President Obama’s Tuesday night speech, despite its strong defense of military action against Syria, was an acknowledgment that the president had simply not convinced the American public, Congress or the international community of that argument and would instead pursue a diplomatic resolution to Syria’s use of chemical weapons, even as American officials are wary any formal agreement can be reached.

“I know that after the terrible toll of Iraq and Afghanistan, the idea of any military action, no matter how limited, is not going to be popular.  After all, I’ve spent four and a half years working to end wars, not to start them.  Our troops are out of Iraq.  Our troops are coming home from Afghanistan.  And I know Americans want all of us in Washington– especially me — to concentrate on the task of building our nation here at home:  putting people back to work, educating our kids, growing our middle class,” he said.

He added, “It’s no wonder, then, that you’re asking hard questions.”

Obama directly raised some of the questions Americans had asked him and then addressed them in his 16-minute East Room speech. But that defense of military action was in some ways irrelevant. The president had already announced earlier in the day he would ask Congress to delay a vote on military strikes in Syria while he would send Secretary of State John Kerry to meet with and hopefully reach an agreement with the Russians on a program to limit and eventually destroy Syria’s chemical weapons.

Obama cast the Syrians’ acknowledgement that they have nuclear weapons and the Russians’ comments that they would agree to help eliminate the Syrian arsenal as a validation of his policy. And it is.

At the same time, Obama comments also illustrated how the shadow of the Iraq War has limited his actions as president. He twice said that America is “not the world’s policeman.” He promised any U.S. military action in Syria would not be nearly as expansive as in Libya, an intervention in which no U.S ground troops ever deployed and no American casualties were sustained.
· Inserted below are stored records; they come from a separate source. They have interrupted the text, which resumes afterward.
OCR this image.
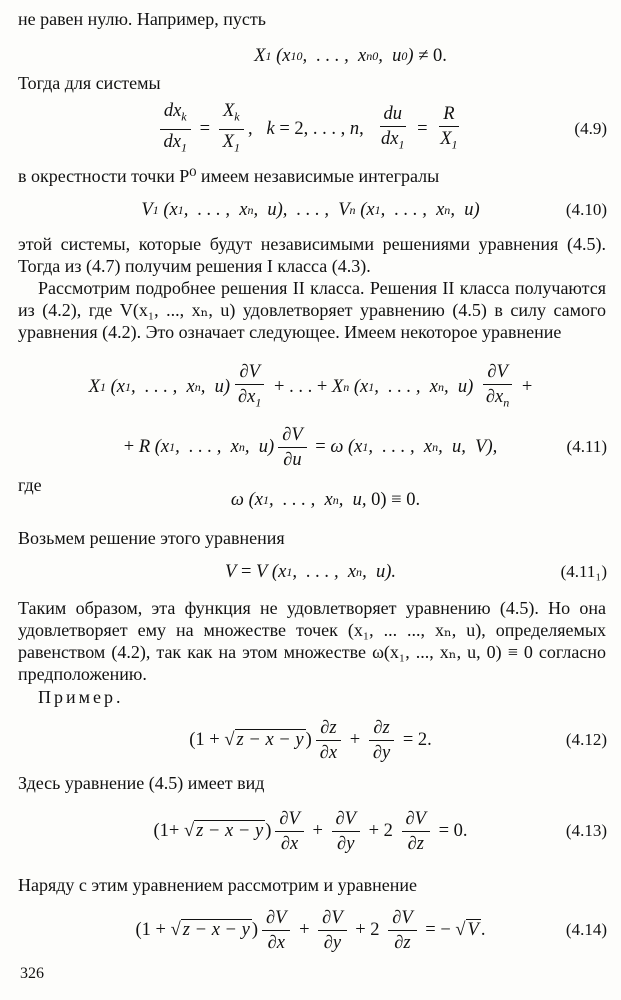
не равен нулю. Например, пусть

X 1 (x 1 0 ,  . . . ,  x n 0 ,  u 0 ) ≠ 0.

Тогда для системы

$\frac{dx_k}{dx_1} = \frac{X_k}{X_1}$ , k = 2, . . . , n , $\frac{du}{dx_1} = \frac{R}{X_1}$	(4.9)

в окрестности точки P⁰ имеем независимые интегралы

V 1 (x 1 ,  . . . ,  x n ,  u),  . . . ,  V n (x 1 ,  . . . ,  x n ,  u)	(4.10)

этой системы, которые будут независимыми решениями уравнения (4.5). Тогда из (4.7) получим решения I класса (4.3).

Рассмотрим подробнее решения II класса. Решения II класса получаются из (4.2), где V(x₁, ..., xₙ, u) удовлетворяет уравнению (4.5) в силу самого уравнения (4.2). Это означает следующее. Имеем некоторое уравнение

X 1 (x 1 ,  . . . ,  x n ,  $u) \frac{\partial V}{\partial x_1}$ + . . . + X n (x 1 ,  . . . ,  x n ,  $u) \frac{\partial V}{\partial x_n}$ +
+ R (x 1 ,  . . . ,  x n ,  $u) \frac{\partial V}{\partial u} = \omega$ (x 1 ,  . . . ,  x n ,  u,  V),	(4.11)

где

ω (x 1 ,  . . . ,  x n ,  u, 0) ≡ 0.

Возьмем решение этого уравнения

V = V (x 1 ,  . . . ,  x n ,  u).	(4.11₁)

Таким образом, эта функция не удовлетворяет уравнению (4.5). Но она удовлетворяет ему на множестве точек (x₁, ... ..., xₙ, u), определяемых равенством (4.2), так как на этом множестве ω(x₁, ..., xₙ, u, 0) ≡ 0 согласно предположению.

Пример.

(1 + √ z − x − y ) $\frac{\partial z}{\partial x} + \frac{\partial z}{\partial y} = 2$.	(4.12)

Здесь уравнение (4.5) имеет вид

(1+ √ z − x − y ) $\frac{\partial V}{\partial x} + \frac{\partial V}{\partial y} + 2 \frac{\partial V}{\partial z} = 0$.	(4.13)

Наряду с этим уравнением рассмотрим и уравнение

(1 + √ z − x − y ) $\frac{\partial V}{\partial x} + \frac{\partial V}{\partial y} + 2 \frac{\partial V}{\partial z}$ = − √ V .	(4.14)
326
He pledged that the U.S. would not try to “remove another dictator with force.”

“America is not the world’s policeman.  Terrible things happen across the globe, and it is beyond our means to right every wrong,” he said.

In the speech, Obama pointedly said the U.S. would still consider military strikes if Syria refused to cooperate with an international process to give up its chemical weapons.

But such a strike now seems highly unlikely. Obama has said for days that the American public, through Congress, needed to have its position heard on Syria. Americans have resoundingly rejected the president’s first policy on Syria. He has now wisely adopted a new one.